At first the evacuation orders covered two regions - in the North Gaza and Khan Younis governorates - with a “no-go” area in place along the entire frontier.
Aid agencies have to co-ordinate with the Israeli government to work within the "no-go" areas.
Israel had also blocked any relief supplies from entering Gaza at the beginning of March - accusing Hamas of commandeering it. Restricted assistance is now allowed in, although relief groups still say it is nowhere near enough.
By the start of April every bakery supported by the UN in Gaza had been shut down, most fresh vegetables were in extremely short supply and medical facilities were rationing painkillers and antibiotics.
The NGO ActionAid warned that a "renewed period of hunger and dehydration" loomed.

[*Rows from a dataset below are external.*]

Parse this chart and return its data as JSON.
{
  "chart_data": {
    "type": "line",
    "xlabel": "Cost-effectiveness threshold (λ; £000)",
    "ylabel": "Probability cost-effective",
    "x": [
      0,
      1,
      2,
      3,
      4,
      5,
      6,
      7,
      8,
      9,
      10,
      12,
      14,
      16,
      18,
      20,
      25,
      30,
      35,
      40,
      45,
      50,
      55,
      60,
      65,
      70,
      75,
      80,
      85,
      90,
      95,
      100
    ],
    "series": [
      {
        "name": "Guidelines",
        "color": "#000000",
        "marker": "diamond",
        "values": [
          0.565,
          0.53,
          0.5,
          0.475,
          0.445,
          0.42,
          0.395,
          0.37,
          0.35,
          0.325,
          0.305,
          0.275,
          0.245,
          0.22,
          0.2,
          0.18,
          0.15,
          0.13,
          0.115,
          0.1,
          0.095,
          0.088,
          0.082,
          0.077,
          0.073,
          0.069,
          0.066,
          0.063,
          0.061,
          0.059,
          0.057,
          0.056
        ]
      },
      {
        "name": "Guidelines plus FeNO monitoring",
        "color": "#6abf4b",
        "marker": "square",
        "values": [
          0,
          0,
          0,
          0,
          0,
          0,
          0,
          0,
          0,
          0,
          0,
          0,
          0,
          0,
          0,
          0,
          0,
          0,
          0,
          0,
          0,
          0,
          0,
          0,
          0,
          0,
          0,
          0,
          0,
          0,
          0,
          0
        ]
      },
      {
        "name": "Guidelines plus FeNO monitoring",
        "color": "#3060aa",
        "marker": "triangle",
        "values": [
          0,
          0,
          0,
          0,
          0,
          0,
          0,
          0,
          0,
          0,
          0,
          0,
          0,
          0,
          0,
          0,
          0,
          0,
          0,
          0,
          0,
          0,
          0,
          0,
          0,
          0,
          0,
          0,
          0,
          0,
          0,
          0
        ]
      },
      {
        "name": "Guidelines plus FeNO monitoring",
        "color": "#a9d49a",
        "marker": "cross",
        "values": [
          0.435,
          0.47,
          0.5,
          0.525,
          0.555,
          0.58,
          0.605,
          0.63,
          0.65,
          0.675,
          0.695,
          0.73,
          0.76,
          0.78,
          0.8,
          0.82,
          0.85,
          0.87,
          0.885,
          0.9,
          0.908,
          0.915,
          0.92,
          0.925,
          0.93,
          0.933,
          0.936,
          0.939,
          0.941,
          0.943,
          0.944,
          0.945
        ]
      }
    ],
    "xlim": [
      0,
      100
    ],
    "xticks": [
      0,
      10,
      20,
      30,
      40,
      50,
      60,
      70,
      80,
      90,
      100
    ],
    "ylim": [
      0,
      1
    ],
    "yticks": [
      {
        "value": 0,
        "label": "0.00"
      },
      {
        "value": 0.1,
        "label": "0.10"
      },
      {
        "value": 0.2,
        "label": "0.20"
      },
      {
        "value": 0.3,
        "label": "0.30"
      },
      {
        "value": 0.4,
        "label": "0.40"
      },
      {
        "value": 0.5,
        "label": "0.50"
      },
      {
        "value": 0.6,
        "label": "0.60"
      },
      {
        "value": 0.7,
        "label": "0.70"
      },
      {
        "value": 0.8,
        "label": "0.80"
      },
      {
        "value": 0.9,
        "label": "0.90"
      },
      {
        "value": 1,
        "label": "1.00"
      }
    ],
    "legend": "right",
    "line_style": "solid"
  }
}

Israel’s defence minister announced on 16 April that Israel would set up security zones in Gaza to create a protective barrier to safeguard Israeli towns even after the war ended - Hamas has insisted that Israeli forces must withdraw from Gaza under any permanent ceasefire.
At the time nearly 70% of Gaza was impacted by Israeli restrictions - encompassing most of the North Gaza and Gaza City governorates in the north and the whole of the Rafah governorate in the south, according to the UN.
And in May, Israel launched a ground offensive named Operation Gideon’s Chariots, which the Prime Minister stated would seek to obtain the freedom of the 48 remaining hostages - 20 of which are thought to be alive - and "complete the defeat" of the Palestinian armed group.
Since then the areas covered by displacement orders and other restrictions have been expanded to include 82 percent of the territory, as per the UN.
The initial stage of the campaign focused on targets in northern Gaza, Khan Younis, and Rafah but in the month of August Israel revealed intentions to capture and occupy the entire city of Gaza itself - which it has referred to as the “last stronghold” of Hamas.
The city had been the most densely populated part of the territory prior to the conflict, with 775,000 residents residing there.
Individuals who stayed behind were instructed to relocate south to al-Mawasi in the southwestern part of the Strip which Israel has designated as a “humanitarian area” - even though it has persisted in conducting deadly strikes there and which the UN said was already overpopulated and unsafe.
Numerous residents have so far fled the city of Gaza, where a starvation was verified in August 2025 by a UN-backed body.
But hundreds of thousands more remain there in dire humanitarian conditions, with medical and vital services failing.